Nel corso di tutto il quattrocento sono confermate le decime di Artogne ai Federici e numerosi estimi parrocchiali.
1508
Nella mappa della Val Camonica e Sebino disegnata da Leonardo da Vinci (attualmente custodita presso la Royal Collection Trust presso il Castello di Windsor, GB) è indicato col nome di Artogno.
1568
Documento dà notizia che ad Artogne vivono 750 abitanti, ad Acquebone 50, a Moserada 25 ed a Piazze 140.
1609-1610
Tratto dal /Catastico di Giovanni da Lezze (podestà veneziano)/:
Si trova il Commun di Artogne, qual contiene tre terre: Artogne, Piazze e Acque Buone. Questo territorio è assai buono e fertile, qual produce biave pocco buone, vini pocchi debili, ma molte castagne, et fieni assai et abondantissimo di peri, pomi et altri frutti et li habitanti cavan denari da castagne secche, et biscotti, che mandano fuori Valle. Hanno anche molte vacche, da quali cavano grassine. Essi habitanti parte sono nobili, ma la maggior parte sono contadini, che attendono all’agricoltura, alla ferrarezza e alle vacche. Vi sono doi molini, una rasica, quattro fucine. Vi è anche un edificio di novo commodato per certi mercanti della terra di Lovere Bergamasco da colar vena di litirgirio di argento et piombo. Nella terra di Artogne vi sono e dodeci case della famiglia Federica.
1698
Tratto da Curiosi trattenimenti contenenti ragguagli sacri e profani dei popoli camuni (Padre Gregorio Brunelli):
Proseguendo à mattina, si mette piede ad Artogne, terra insigne di fabriche, e d’abitanti, con alcune famiglie, che conservano ancora chiari splendori d’antica nobiltà; e veggionsi qui le vestigia d’una gran rocca, che fu lungamente habitata da alcuni de Federici.
1735
Estimo generale di Valle Camonica.
1765
Stato anime compilato da Don Martino Bonometti:
- 130 contrade;
- 1600 unità immobiliari;
- produttività: esportazione di castagne/granoturco e attrezzi agricoli delle fucine;
- numerose alluvioni del torrente Re;
- presenti nuclei di famiglie originarie e forestiere (Valtellina).
1797
Crollo della Repubblica di Venezia e inizio della dominazione francese.
Ottocento
Dominazione francese (1797-1814):
- Repubblica bresciana (1796-1797);
- Repubblica Cisalpina (1797-1802);
- Repubblica italiana (1802-1805);
- Regno d’Italia (1805-1814).
La Valle Camonica è suddivisa in dipartimenti ed Artogne è assegnato al Dipartimento del Serio, con capoluogo Bergamo.

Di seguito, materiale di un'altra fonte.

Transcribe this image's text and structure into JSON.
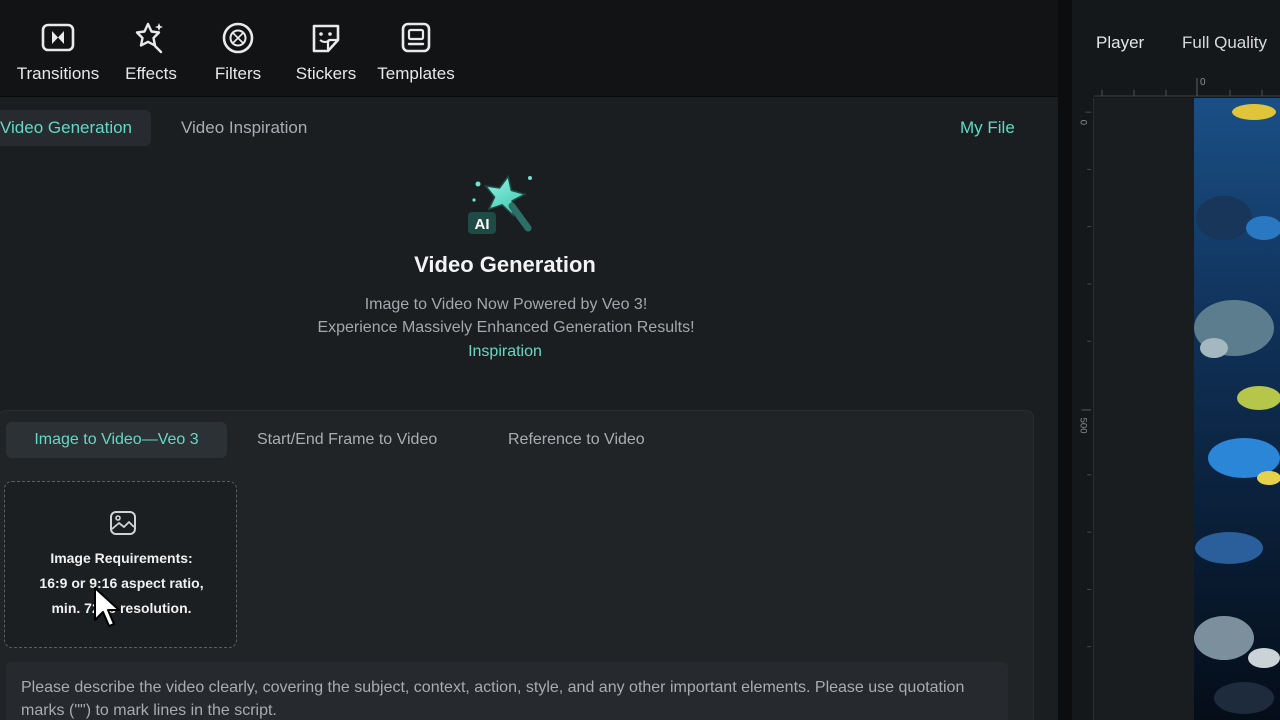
{
  "toolbar": {
    "items": [
      {
        "label": "Transitions",
        "icon": "transitions-icon"
      },
      {
        "label": "Effects",
        "icon": "effects-icon"
      },
      {
        "label": "Filters",
        "icon": "filters-icon"
      },
      {
        "label": "Stickers",
        "icon": "stickers-icon"
      },
      {
        "label": "Templates",
        "icon": "templates-icon"
      }
    ]
  },
  "subtabs": {
    "active": "Video Generation",
    "other": "Video Inspiration",
    "my_file": "My File"
  },
  "hero": {
    "badge": "AI",
    "title": "Video Generation",
    "line1": "Image to Video Now Powered by Veo 3!",
    "line2": "Experience Massively Enhanced Generation Results!",
    "link": "Inspiration"
  },
  "modes": {
    "items": [
      "Image to Video—Veo 3",
      "Start/End Frame to Video",
      "Reference to Video"
    ]
  },
  "upload": {
    "line1": "Image Requirements:",
    "line2": "16:9 or 9:16 aspect ratio,",
    "line3": "min. 720p resolution."
  },
  "prompt": {
    "text": "Please describe the video clearly, covering the subject, context, action, style, and any other important elements. Please use quotation marks (\"\") to mark lines in the script."
  },
  "player": {
    "label": "Player",
    "quality": "Full Quality",
    "ruler_top_zero": "0",
    "ruler_left_zero": "0",
    "ruler_left_mark": "500"
  },
  "colors": {
    "accent": "#63d9c3",
    "panel": "#1b1e21",
    "toolbar": "#111315"
  }
}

- 1803, Ditta Vielmi & Zattini, rinascita dell’attività della ferrarezza;
- 1806-1816, Pian d’Artogne, Comune unico tra Piano e Artogne.
- 1812, Banda dei briganti di Fraine, il Tribunale di Bergamo condanna a morte 5 giovani tra cui due artognesi;
- Introduzione della coltivazione dei gelsi per allevamento del baco da seta.
1819
Tratto dal Dizionario odeporico - sia storico politico naturale della provincia Bergamasca di Giovanni Maironi da Ponti:
Territorio assai fertile in frumento, granoturco e altri cereali. Ha molti gelsi, castagneti e boscaglie lungo il fiume. 1109 abitanti: contadini con varie famiglie signorili e negozianti. Esiste la Pia Istituzione delle Misericordia e si vedono le rimanenza di un antico castello e di una torre.
1870
Tratto dalla Storia della Valle Camonica di Bortolo Rizzi:
Grosso villaggio, 6 chilometri a nord-est di Pisogne, alla sinistra dell’Oglio, a’ piè di monte assai fertile in castagneti, pascoli, prati e boschi cedui sino al confine con la Valtrompia a mattina; a tramontana ha il territorio di Gianico; a mezzodì quello di Piano Camuno; a sera l’Oglio e la terra di Rogno.
La pianura e ferace in grano turco, frumento, altri cereali, gelsi, salcu, fieno, frutta e vigneti; e più lo sarebbe se i molteplici pregiudizj del volgo nell’agricoltura venissero eliminati da saggia e conveniente istruzione rurale.
Una bella strada congiunge il paese colla provinciale; un’altra via, chiamata Caratello, volge, per altra direzione, verso Breno.
Il torrente, detto valle, ingrossa ad ogni dirotta pioggia, precipita dalle roccie selvose, tra le Frazioni di Piazze ed Acquebuone, fino al luogo dove vengono estratte le acque per gli edificj: indi fra due argini di grossi macigni va a scaricarsi nell’Oglio, recando, non di rado, gravi danni alle sottoposte campagne.
Dalla valle si estrae l’acqu. che anima quattro fucine, due per la fusione della ghisa, due per varie manufatture in ferro: e sette molini pel grano.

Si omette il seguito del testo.